Эти затруднения и неприятности, которыми полна его переписка, заставляют нас, почти помимо воли, вспомнить о некоторых местах в его философских трудах, которые кажутся довольно удивительными, когда мы сравниваем их с его образом жизни, и которые легко могут быть обращены против него. Неужели это тот самый бездумный расточитель, всегда готовый тратить без раздумий, который воскликнул однажды с трогательным тоном убеждения: «О бессмертные боги, когда же люди поймут, какие сокровища кроются в бережливости!» [85] Как смел этот страстный любитель произведений искусства, этот пылкий друг пышности и роскоши, как смел он называть безумцами людей, которые слишком любят статуи и картины или строят себе великолепные дома? Он сам себя осуждает, и я не хочу полностью оправдывать его; но вынося ему суровый приговор, давайте вспомним времена, в которые он жил, и подумаем о его современниках. Я не стану сравнивать его с худшими людьми — его превосходство было бы слишком очевидно; но среди тех, кто почитается за наиболее достойных, он все же занимает одно из первых мест.
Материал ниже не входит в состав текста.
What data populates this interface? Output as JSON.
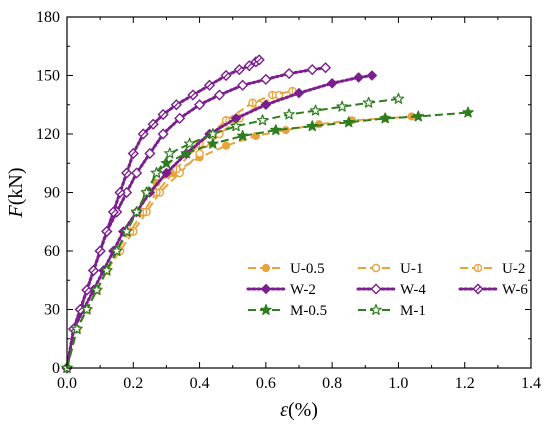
{
  "chart_data": {
    "type": "line",
    "title": "",
    "xlabel": {
      "symbol": "ε",
      "unit": "(%)"
    },
    "ylabel": {
      "symbol": "F",
      "unit": "(kN)"
    },
    "xlim": [
      0,
      1.4
    ],
    "ylim": [
      0,
      180
    ],
    "x_ticks": [
      "0.0",
      "0.2",
      "0.4",
      "0.6",
      "0.8",
      "1.0",
      "1.2",
      "1.4"
    ],
    "y_ticks": [
      "0",
      "30",
      "60",
      "90",
      "120",
      "150",
      "180"
    ],
    "grid": false,
    "legend_position": "lower-right",
    "colors": {
      "U": "#E8A33D",
      "W": "#7B1E8E",
      "M": "#2E7D1E"
    },
    "series": [
      {
        "name": "U-0.5",
        "color": "#E8A33D",
        "marker": "circle-filled",
        "line": "dashed",
        "x": [
          0,
          0.03,
          0.06,
          0.09,
          0.12,
          0.15,
          0.18,
          0.21,
          0.24,
          0.27,
          0.32,
          0.4,
          0.48,
          0.57,
          0.66,
          0.76,
          0.86,
          0.96,
          1.04
        ],
        "y": [
          0,
          20,
          30,
          40,
          50,
          60,
          70,
          80,
          90,
          95,
          100,
          108,
          114,
          119,
          122,
          125,
          127,
          128,
          129
        ]
      },
      {
        "name": "U-1",
        "color": "#E8A33D",
        "marker": "circle-open",
        "line": "dashed",
        "x": [
          0,
          0.03,
          0.06,
          0.09,
          0.12,
          0.16,
          0.2,
          0.24,
          0.28,
          0.34,
          0.4,
          0.46,
          0.52,
          0.58,
          0.64
        ],
        "y": [
          0,
          20,
          30,
          40,
          50,
          60,
          70,
          80,
          90,
          100,
          110,
          120,
          128,
          135,
          140
        ]
      },
      {
        "name": "U-2",
        "color": "#E8A33D",
        "marker": "circle-half",
        "line": "dashed",
        "x": [
          0,
          0.03,
          0.06,
          0.09,
          0.12,
          0.15,
          0.19,
          0.23,
          0.27,
          0.33,
          0.4,
          0.48,
          0.56,
          0.62,
          0.68
        ],
        "y": [
          0,
          20,
          30,
          40,
          50,
          60,
          70,
          80,
          90,
          102,
          115,
          127,
          136,
          140,
          142
        ]
      },
      {
        "name": "W-2",
        "color": "#7B1E8E",
        "marker": "diamond-filled",
        "line": "dotted",
        "x": [
          0,
          0.02,
          0.05,
          0.08,
          0.11,
          0.14,
          0.17,
          0.21,
          0.25,
          0.3,
          0.36,
          0.43,
          0.51,
          0.6,
          0.7,
          0.8,
          0.88,
          0.92
        ],
        "y": [
          0,
          20,
          30,
          40,
          50,
          60,
          70,
          80,
          90,
          100,
          110,
          120,
          128,
          135,
          141,
          146,
          149,
          150
        ]
      },
      {
        "name": "W-4",
        "color": "#7B1E8E",
        "marker": "diamond-open",
        "line": "dotted",
        "x": [
          0,
          0.02,
          0.04,
          0.06,
          0.08,
          0.1,
          0.12,
          0.15,
          0.18,
          0.21,
          0.25,
          0.29,
          0.34,
          0.4,
          0.46,
          0.53,
          0.6,
          0.67,
          0.74,
          0.78
        ],
        "y": [
          0,
          20,
          30,
          40,
          50,
          60,
          70,
          80,
          90,
          100,
          110,
          120,
          128,
          135,
          140,
          145,
          148,
          151,
          153,
          154
        ]
      },
      {
        "name": "W-6",
        "color": "#7B1E8E",
        "marker": "diamond-half",
        "line": "dotted",
        "x": [
          0,
          0.02,
          0.04,
          0.06,
          0.08,
          0.1,
          0.12,
          0.14,
          0.16,
          0.18,
          0.2,
          0.23,
          0.26,
          0.29,
          0.33,
          0.38,
          0.43,
          0.48,
          0.52,
          0.55,
          0.57,
          0.58
        ],
        "y": [
          0,
          20,
          30,
          40,
          50,
          60,
          70,
          80,
          90,
          100,
          110,
          120,
          125,
          130,
          135,
          140,
          145,
          150,
          153,
          155,
          157,
          158
        ]
      },
      {
        "name": "M-0.5",
        "color": "#2E7D1E",
        "marker": "star-filled",
        "line": "dashed",
        "x": [
          0,
          0.03,
          0.06,
          0.09,
          0.12,
          0.15,
          0.18,
          0.21,
          0.24,
          0.27,
          0.3,
          0.36,
          0.44,
          0.53,
          0.63,
          0.74,
          0.85,
          0.96,
          1.06,
          1.21
        ],
        "y": [
          0,
          20,
          30,
          40,
          50,
          60,
          70,
          80,
          90,
          100,
          105,
          110,
          115,
          119,
          122,
          124,
          126,
          128,
          129,
          131
        ]
      },
      {
        "name": "M-1",
        "color": "#2E7D1E",
        "marker": "star-open",
        "line": "dashed",
        "x": [
          0,
          0.03,
          0.06,
          0.09,
          0.12,
          0.15,
          0.18,
          0.21,
          0.24,
          0.27,
          0.31,
          0.37,
          0.44,
          0.51,
          0.59,
          0.67,
          0.75,
          0.83,
          0.91,
          1.0
        ],
        "y": [
          0,
          20,
          30,
          40,
          50,
          60,
          70,
          80,
          90,
          100,
          110,
          115,
          120,
          124,
          127,
          130,
          132,
          134,
          136,
          138
        ]
      }
    ],
    "legend_order": [
      [
        "U-0.5",
        "U-1",
        "U-2"
      ],
      [
        "W-2",
        "W-4",
        "W-6"
      ],
      [
        "M-0.5",
        "M-1"
      ]
    ]
  }
}
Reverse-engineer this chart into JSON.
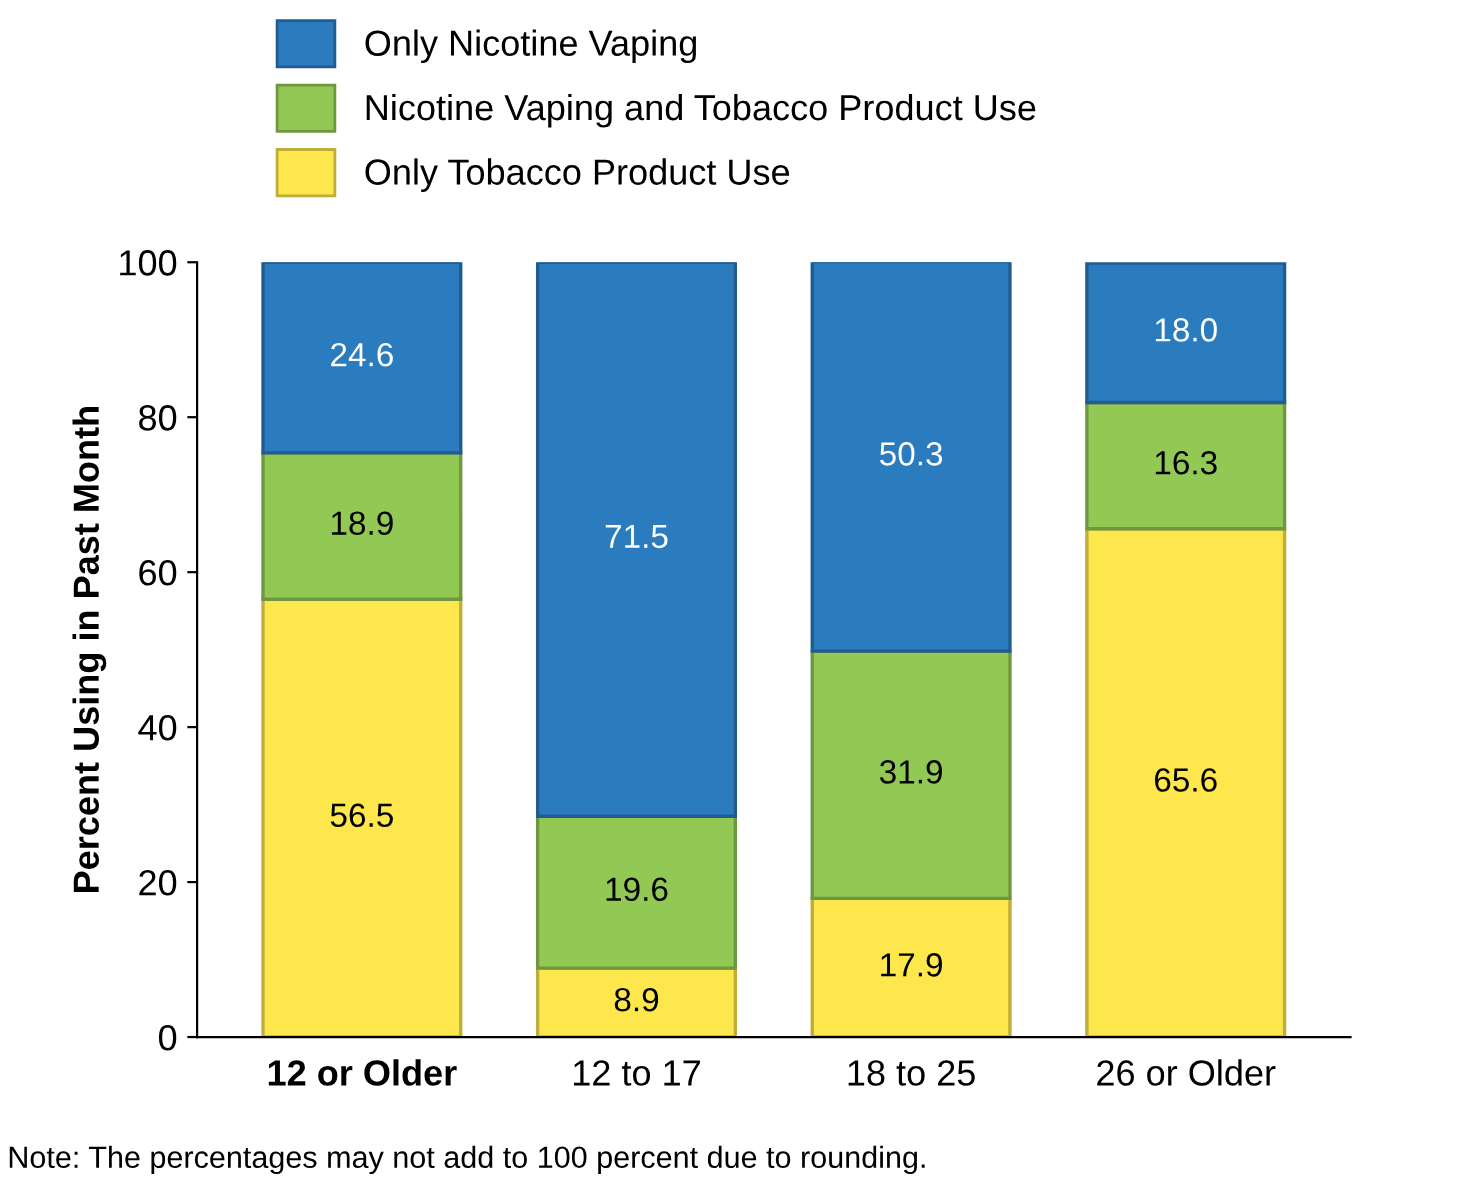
{
  "chart_data": {
    "type": "bar",
    "stacked": true,
    "ylabel": "Percent Using in Past Month",
    "categories": [
      "12 or Older",
      "12 to 17",
      "18 to 25",
      "26 or Older"
    ],
    "series": [
      {
        "name": "Only Tobacco Product Use",
        "color": "#fde74c",
        "values": [
          56.5,
          8.9,
          17.9,
          65.6
        ],
        "value_labels": [
          "56.5",
          "8.9",
          "17.9",
          "65.6"
        ]
      },
      {
        "name": "Nicotine Vaping and Tobacco Product Use",
        "color": "#92c954",
        "values": [
          18.9,
          19.6,
          31.9,
          16.3
        ],
        "value_labels": [
          "18.9",
          "19.6",
          "31.9",
          "16.3"
        ]
      },
      {
        "name": "Only Nicotine Vaping",
        "color": "#2b7bbf",
        "values": [
          24.6,
          71.5,
          50.3,
          18.0
        ],
        "value_labels": [
          "24.6",
          "71.5",
          "50.3",
          "18.0"
        ]
      }
    ],
    "ylim": [
      0,
      100
    ],
    "yticks": [
      0,
      20,
      40,
      60,
      80,
      100
    ],
    "grid": false,
    "legend": "top",
    "annotations": [
      "Note: The percentages may not add to 100 percent due to rounding."
    ]
  }
}
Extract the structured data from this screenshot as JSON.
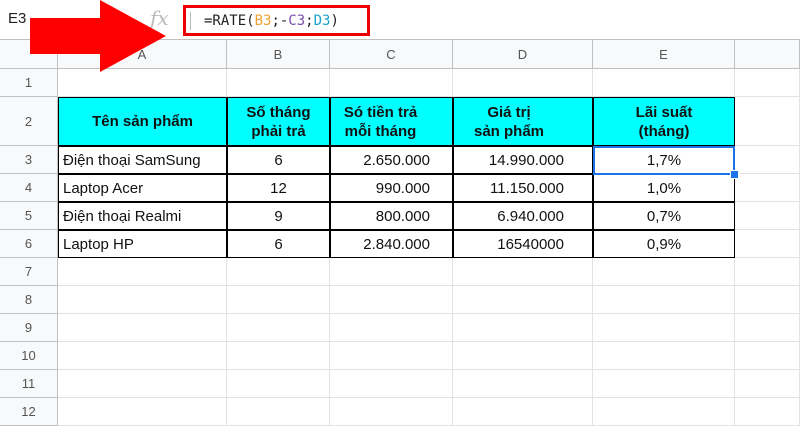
{
  "name_box": "E3",
  "fx_label": "fx",
  "formula": {
    "prefix": "=RATE(",
    "ref1": "B3",
    "sep1": ";-",
    "ref2": "C3",
    "sep2": ";",
    "ref3": "D3",
    "suffix": ")"
  },
  "columns": [
    "A",
    "B",
    "C",
    "D",
    "E"
  ],
  "rows": [
    "1",
    "2",
    "3",
    "4",
    "5",
    "6",
    "7",
    "8",
    "9",
    "10",
    "11",
    "12"
  ],
  "header": [
    "Tên sản phẩm",
    "Số tháng\nphải trả",
    "Só tiền trả\nmỗi tháng",
    "Giá trị\nsản phẩm",
    "Lãi suất\n(tháng)"
  ],
  "data": [
    [
      "Điện thoại SamSung",
      "6",
      "2.650.000",
      "14.990.000",
      "1,7%"
    ],
    [
      "Laptop Acer",
      "12",
      "990.000",
      "11.150.000",
      "1,0%"
    ],
    [
      "Điện thoại Realmi",
      "9",
      "800.000",
      "6.940.000",
      "0,7%"
    ],
    [
      "Laptop HP",
      "6",
      "2.840.000",
      "16540000",
      "0,9%"
    ]
  ],
  "colors": {
    "header_fill": "#00ffff",
    "highlight": "#ff0000",
    "selection": "#1a73e8"
  }
}
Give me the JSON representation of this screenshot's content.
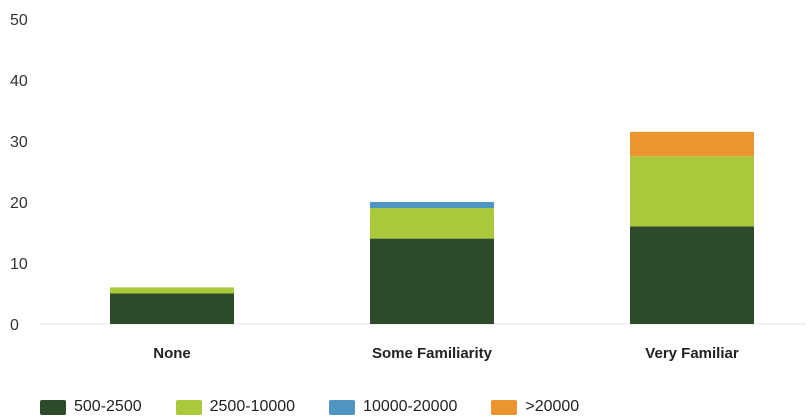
{
  "chart_data": {
    "type": "bar",
    "stacked": true,
    "categories": [
      "None",
      "Some Familiarity",
      "Very Familiar"
    ],
    "series": [
      {
        "name": "500-2500",
        "color": "#2d4a2a",
        "values": [
          5,
          14,
          16
        ]
      },
      {
        "name": "2500-10000",
        "color": "#a9c93a",
        "values": [
          1,
          5,
          11.5
        ]
      },
      {
        "name": "10000-20000",
        "color": "#4f95c2",
        "values": [
          0,
          1,
          0
        ]
      },
      {
        "name": ">20000",
        "color": "#ec9430",
        "values": [
          0,
          0,
          4
        ]
      }
    ],
    "y_ticks": [
      "0",
      "10",
      "20",
      "30",
      "40",
      "50"
    ],
    "ylim": [
      0,
      50
    ],
    "title": "",
    "xlabel": "",
    "ylabel": "",
    "grid": false,
    "legend_position": "bottom-left"
  }
}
Он не был обязан своим богатством ростовщичеству, подобно Бруту и его друзьям; он не преумножал его той грязной скаредностью, в которой упрекают Катона; он не грабил провинции, подобно Аппию или Кассию; он не соглашался, в отличие от Гортензия, брать свою долю в этом грабеже. Мы должны признать тогда, что, несмотря на упреки, которые мы можем ему адресовать, он был более щепетилен и бескорыстен в денежных делах, чем прочие. В конце концов, его беспорядочность вредила только ему самому, [86] и если у него была слишком большая тяга к разорительной расточительности, по крайней мере, он не прибегал к скандальным заработкам, чтобы удовлетворить ее. Эта щепетильность тем более делает ему честь, что тогда она была большой редкостью, и немногие прошли без пятна через то алчное и коррумпированное общество, посреди которого он жил.

II.

Он заслуживает не меньшей похвалы за то, что был честен и упорядочен в своей семейной жизни. Это были добродетели, пример которых современники ему не подавали.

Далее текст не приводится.